I have been reading lots of great blog posts recently about the chocolate chip cookie being the classic sign of a good baker or indeed the kind of baker someone is. Some people like them chewy, others buttery and some really thin and crispy. Sarah from the Sugar Hit wrote an AMAZING post on cookies with not only an amazing recipe but ALSO some great links to articles that talk about the science of cookies. Check it out if you want to learn how to make cookies exactly the way you like them.

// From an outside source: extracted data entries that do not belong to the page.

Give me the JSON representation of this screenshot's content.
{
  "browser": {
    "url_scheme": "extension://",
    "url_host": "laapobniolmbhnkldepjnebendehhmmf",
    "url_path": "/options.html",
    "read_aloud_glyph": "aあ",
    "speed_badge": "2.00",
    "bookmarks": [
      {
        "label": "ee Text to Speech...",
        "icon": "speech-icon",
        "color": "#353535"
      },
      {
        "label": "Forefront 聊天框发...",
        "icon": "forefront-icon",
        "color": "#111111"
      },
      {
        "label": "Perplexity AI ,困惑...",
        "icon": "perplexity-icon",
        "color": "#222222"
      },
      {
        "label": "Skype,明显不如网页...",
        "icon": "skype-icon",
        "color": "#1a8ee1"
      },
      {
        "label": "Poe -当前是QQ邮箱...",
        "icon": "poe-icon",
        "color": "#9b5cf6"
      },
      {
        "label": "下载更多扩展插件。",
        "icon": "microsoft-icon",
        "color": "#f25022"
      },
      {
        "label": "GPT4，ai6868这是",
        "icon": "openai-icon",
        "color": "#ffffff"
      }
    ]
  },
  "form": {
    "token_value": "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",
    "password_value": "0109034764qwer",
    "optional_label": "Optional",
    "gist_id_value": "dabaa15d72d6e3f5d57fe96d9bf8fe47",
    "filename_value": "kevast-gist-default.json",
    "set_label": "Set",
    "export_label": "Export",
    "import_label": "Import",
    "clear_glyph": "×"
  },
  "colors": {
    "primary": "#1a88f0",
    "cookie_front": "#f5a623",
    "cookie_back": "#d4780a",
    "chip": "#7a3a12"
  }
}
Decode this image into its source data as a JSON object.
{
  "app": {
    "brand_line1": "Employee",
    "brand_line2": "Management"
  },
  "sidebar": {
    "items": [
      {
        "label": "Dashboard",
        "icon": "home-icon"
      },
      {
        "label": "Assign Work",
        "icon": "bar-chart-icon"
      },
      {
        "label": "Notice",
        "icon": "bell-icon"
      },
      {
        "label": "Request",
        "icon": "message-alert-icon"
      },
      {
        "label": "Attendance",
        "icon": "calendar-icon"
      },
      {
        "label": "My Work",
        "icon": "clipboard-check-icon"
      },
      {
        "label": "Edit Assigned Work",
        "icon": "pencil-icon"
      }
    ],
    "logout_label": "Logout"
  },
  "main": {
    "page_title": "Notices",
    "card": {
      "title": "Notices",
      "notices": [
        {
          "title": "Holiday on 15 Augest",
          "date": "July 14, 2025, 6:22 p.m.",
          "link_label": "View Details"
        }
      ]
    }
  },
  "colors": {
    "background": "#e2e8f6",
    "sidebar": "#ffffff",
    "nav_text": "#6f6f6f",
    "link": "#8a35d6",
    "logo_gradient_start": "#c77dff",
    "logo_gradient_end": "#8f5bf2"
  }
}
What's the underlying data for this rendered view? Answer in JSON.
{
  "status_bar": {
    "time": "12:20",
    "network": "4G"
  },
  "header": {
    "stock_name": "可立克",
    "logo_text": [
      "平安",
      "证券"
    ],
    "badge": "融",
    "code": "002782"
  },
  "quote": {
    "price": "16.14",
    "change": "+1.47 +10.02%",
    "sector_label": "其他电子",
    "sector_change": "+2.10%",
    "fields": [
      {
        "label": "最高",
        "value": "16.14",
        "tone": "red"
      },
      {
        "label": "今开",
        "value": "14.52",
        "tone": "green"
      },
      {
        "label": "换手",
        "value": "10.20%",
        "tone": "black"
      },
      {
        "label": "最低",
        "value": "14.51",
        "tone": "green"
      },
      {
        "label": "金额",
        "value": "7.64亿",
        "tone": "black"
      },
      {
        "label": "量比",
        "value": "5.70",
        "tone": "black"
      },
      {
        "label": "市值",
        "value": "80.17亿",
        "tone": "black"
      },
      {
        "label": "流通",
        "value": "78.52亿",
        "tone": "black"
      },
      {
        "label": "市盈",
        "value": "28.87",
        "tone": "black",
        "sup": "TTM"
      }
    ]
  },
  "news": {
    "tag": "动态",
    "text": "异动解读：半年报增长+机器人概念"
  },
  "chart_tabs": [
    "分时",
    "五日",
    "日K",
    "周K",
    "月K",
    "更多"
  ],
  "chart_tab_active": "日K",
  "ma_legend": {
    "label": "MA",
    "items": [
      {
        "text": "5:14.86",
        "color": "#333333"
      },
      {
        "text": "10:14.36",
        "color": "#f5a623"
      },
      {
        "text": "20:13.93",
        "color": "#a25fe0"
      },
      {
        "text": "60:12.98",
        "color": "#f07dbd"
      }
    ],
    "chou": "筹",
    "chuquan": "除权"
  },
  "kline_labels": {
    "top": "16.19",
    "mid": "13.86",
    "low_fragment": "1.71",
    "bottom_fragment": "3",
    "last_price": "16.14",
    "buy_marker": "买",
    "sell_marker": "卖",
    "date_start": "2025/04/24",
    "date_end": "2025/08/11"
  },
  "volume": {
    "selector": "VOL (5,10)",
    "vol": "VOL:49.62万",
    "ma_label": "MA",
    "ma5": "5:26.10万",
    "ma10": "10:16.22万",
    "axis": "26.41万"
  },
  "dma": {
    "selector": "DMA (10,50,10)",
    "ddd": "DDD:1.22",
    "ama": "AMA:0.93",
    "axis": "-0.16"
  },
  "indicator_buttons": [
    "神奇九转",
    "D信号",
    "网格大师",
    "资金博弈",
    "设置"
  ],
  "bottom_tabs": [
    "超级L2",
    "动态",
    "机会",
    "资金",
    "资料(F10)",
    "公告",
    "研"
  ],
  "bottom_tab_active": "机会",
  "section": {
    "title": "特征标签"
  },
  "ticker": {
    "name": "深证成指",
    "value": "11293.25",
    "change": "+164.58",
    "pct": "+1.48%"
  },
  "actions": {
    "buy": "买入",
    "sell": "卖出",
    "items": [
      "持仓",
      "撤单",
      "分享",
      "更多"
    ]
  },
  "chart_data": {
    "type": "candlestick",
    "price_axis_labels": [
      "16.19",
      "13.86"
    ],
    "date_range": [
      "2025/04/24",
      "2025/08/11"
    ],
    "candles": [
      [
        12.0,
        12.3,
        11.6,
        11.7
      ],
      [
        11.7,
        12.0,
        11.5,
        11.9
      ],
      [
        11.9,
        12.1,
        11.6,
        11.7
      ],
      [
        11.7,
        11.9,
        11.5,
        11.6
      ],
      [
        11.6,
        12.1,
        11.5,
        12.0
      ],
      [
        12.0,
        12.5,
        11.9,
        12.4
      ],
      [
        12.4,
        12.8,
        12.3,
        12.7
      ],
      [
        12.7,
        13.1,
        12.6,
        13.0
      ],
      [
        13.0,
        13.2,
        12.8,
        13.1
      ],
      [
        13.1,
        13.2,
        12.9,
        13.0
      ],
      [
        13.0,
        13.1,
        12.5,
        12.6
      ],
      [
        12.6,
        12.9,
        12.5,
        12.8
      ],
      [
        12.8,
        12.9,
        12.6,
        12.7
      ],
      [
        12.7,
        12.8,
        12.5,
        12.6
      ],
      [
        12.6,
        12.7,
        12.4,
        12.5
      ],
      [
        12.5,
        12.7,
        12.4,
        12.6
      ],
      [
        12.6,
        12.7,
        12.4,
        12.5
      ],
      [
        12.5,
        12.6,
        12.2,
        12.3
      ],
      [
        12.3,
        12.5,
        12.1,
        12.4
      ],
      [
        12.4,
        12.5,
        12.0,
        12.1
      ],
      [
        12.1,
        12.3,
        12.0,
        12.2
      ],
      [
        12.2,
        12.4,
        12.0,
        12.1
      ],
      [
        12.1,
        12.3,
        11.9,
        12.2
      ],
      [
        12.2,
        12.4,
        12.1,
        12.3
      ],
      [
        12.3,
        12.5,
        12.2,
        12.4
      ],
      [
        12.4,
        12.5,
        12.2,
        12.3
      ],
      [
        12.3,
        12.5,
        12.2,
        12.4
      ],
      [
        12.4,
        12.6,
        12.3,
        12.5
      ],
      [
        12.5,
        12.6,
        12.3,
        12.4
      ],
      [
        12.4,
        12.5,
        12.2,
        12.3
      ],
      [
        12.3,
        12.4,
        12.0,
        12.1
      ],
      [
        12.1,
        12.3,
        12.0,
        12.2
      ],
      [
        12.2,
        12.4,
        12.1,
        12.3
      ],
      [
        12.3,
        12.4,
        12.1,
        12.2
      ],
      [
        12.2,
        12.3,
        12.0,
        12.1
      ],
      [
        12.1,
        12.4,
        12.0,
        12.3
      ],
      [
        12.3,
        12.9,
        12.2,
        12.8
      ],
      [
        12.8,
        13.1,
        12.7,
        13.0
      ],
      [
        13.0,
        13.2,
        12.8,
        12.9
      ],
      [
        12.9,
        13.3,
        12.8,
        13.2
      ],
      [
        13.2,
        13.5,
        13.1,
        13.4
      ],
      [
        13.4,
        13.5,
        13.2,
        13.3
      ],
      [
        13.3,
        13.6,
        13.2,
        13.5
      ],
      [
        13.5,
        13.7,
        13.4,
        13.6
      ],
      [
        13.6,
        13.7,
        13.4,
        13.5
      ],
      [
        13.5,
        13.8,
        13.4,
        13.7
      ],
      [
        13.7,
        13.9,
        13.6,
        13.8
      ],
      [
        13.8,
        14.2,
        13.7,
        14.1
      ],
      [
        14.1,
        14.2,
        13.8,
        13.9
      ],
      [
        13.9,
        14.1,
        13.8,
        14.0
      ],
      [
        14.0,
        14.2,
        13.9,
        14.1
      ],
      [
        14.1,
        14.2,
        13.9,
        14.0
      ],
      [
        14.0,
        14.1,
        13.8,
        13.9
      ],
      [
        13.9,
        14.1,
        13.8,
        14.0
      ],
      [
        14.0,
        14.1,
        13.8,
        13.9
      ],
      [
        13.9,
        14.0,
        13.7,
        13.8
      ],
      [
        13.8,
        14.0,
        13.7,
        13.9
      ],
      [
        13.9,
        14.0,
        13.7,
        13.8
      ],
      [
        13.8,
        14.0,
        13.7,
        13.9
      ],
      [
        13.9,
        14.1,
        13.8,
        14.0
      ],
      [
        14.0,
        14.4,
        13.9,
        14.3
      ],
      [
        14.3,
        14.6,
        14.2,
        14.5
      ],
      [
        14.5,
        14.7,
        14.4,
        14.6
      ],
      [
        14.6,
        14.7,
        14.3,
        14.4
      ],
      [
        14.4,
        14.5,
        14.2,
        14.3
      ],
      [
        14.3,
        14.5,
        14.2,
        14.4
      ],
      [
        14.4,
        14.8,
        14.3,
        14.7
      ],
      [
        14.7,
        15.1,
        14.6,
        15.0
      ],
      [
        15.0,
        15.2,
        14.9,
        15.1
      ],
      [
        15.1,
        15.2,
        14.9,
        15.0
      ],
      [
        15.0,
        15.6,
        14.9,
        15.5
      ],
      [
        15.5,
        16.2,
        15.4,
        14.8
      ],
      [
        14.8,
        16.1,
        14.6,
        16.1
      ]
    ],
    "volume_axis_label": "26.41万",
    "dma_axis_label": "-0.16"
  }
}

I’m not sure if I’m a bit of an oddball, but my favourite chocolate chip cookies are ones with oats in. I love the consistency it adds, the way oats make it crumbly and rich. If anyone knows the british biscuits Hobnobs, then you know the texture I mean. Also, I’m sure subconsciously I think that adding oats turns cookies from a cheeky snack to a sumptuous nutritious meal.. like porridge or something..!
To anyone who is used to my ingredients being in grams, I am sorry but I have had to use cups for this recipe because I have broken my scale! Turns out dropping a scale on the floor is a bad idea… But will buy a new one next week.
- 1/2 cup of butter
- 1/2 cup of soft light brown sugar
- 1/2 cup of caster sugar
- 1/2 tsp baking powder
- 1/2 tsp baking soda
- 1 cup of plain flour
- 1 1/4 cups of oats
- 1 egg
- 100g dark chocolate, chopped
- 1 tsp vanilla extract
- Preheat the oven to 180 degrees C and line a baking tray with grease proof paper
- Mix together butter and sugars with a handmixer until thoroughly mixed
- Add egg and stir in thoroughly.
- Meanwhile in another bowl mix flour, oats and baking powders together. Now stir in the chocolate
- Mix together the dry and wet ingredients thoroughly
- Roll into 2cm balls and space about 5cm apart
- Bake for about 8 to 10 minutes in the preheated oven until golden and crispy on outside but still gooey on inside
- Leave to cool for at least two minutes.
- Eat warm!
What is your favourite type of chocolate chip cookie?